The panic over baby-snatching carries a further emotional cost for young parents already dumbfounded by the living, breathing, gurgling creature that just entered their lives. Following the NCMEC guidelines, many hospitals are now stoking our more natural anxieties by warning parents against posting photos of their babies online or decorating their front yards with “signs, balloons, large floral wreaths, and other lawn ornaments.” (These might “call attention to the presence of a new infant in the home.”) Newspaper announcements are also discouraged, despite data showing that these have played a role in just 2 percent of all known infant abductions.
Perhaps the most distressing aspect of the baby-snatching panic is its potential for inciting violence. It turns out that heightened security at the hospital has pushed the snatchers toward other venues where they can find newborns. While infant abductions from health care settings have dropped by two-thirds since 1995, the number of attacks in other places—shopping malls, parking lots, people’s houses—has risen by 13 percent. That’s a danger in itself. Women who stake out hospital nurseries tend to grab a baby and run, like the snatcher at Fort Hood; the ones who end up inside a mother’s home are more inclined toward confrontation. According to the NCMEC data, the risk of physical harm goes up by a factor of almost four.
Thus the case of Maria Gurrola, who was choked and stabbed in the neck and chest at her home in Tennessee in September after a woman posing as an immigration official tried to steal her 4-day-old son. And that of Andrea Curry-Demus, the Pittsburgh-area woman who was found guilty last week of murdering an expectant mother in her apartment after removing the victim’s unborn child. (The baby survived and remains in good health.) America’s most famous baby-snatching—of 20-month-old Charles Lindbergh Jr. in 1932—also took the form of a home invasion and ended with a murder.

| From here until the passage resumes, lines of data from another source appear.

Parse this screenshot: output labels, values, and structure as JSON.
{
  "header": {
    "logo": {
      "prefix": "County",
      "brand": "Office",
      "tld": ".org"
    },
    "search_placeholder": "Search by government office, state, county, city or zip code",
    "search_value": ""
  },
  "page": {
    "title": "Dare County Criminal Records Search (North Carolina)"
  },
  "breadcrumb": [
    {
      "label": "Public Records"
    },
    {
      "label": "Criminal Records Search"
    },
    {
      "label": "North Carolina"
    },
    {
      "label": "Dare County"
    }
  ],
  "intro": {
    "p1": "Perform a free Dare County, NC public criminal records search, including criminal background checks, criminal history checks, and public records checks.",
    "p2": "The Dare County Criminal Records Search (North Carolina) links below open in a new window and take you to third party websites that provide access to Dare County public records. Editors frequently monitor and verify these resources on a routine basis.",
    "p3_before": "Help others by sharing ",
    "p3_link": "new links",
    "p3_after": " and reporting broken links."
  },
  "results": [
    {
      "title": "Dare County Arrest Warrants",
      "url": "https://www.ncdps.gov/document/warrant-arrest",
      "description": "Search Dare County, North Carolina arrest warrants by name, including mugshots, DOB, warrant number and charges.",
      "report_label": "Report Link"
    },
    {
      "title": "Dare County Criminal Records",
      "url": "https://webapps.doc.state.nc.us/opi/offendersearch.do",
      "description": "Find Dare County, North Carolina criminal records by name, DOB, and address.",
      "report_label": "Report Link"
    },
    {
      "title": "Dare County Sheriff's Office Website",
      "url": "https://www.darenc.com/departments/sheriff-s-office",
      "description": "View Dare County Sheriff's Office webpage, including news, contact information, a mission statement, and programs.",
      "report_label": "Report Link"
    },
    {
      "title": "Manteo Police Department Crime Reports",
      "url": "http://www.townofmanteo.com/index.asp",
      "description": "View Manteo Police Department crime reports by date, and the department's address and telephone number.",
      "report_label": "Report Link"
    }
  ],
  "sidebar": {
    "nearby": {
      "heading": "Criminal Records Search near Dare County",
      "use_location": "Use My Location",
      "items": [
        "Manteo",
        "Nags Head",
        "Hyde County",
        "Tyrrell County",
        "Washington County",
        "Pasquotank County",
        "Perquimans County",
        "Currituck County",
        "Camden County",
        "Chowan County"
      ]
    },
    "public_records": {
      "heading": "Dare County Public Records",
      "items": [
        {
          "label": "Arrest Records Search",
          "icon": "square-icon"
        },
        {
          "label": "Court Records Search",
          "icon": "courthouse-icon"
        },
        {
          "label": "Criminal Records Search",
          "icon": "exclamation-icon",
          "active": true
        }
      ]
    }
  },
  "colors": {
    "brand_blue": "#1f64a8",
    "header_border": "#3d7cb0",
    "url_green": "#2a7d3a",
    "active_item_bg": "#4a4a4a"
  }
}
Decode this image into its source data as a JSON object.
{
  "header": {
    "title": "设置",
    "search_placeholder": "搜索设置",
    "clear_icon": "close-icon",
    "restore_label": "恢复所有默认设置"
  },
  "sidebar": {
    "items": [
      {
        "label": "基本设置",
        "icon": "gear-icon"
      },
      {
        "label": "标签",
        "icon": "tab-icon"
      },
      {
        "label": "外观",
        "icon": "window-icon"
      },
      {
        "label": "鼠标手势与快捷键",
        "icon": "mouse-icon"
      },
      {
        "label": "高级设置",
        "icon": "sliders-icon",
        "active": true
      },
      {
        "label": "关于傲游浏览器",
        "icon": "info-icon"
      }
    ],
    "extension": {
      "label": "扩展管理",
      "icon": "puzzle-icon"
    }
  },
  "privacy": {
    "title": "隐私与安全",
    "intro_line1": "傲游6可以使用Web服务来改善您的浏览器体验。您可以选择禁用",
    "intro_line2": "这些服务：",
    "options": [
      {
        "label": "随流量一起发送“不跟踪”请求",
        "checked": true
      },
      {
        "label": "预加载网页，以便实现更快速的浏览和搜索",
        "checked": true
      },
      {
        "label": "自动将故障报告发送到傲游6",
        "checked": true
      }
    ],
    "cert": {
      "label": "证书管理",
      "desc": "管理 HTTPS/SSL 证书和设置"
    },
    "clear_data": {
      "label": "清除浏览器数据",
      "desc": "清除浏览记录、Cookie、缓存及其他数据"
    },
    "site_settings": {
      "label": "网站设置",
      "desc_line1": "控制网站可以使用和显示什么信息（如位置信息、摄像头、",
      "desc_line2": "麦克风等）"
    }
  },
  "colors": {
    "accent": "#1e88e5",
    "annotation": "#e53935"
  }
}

These are awful, terrifying crimes, but a few grisly news reports needn’t make us panic any more than we already have. Real-life infant abductions (and baby switches) are freak events, affecting an infinitesimal subset of the population. That doesn’t mean we shouldn’t make smart choices to minimize tiny risks. Footprinting and ID bracelets offer sensible and appropriate protection against unlikely mistakes. But a consumer-minded, zero-tolerance policy that pushes for high-tech alarm systems isn’t saving any lives. The real problem here is the handful of baby-snatchers who will always live among us, desperate and insane. These women will find their opportunities, one way or another—and they won’t be deterred by the “Cuddles with Kisses” system in the maternity ward. We have an obligation to keep babies and mothers safe, but the frenzy over infant abduction isn’t helping.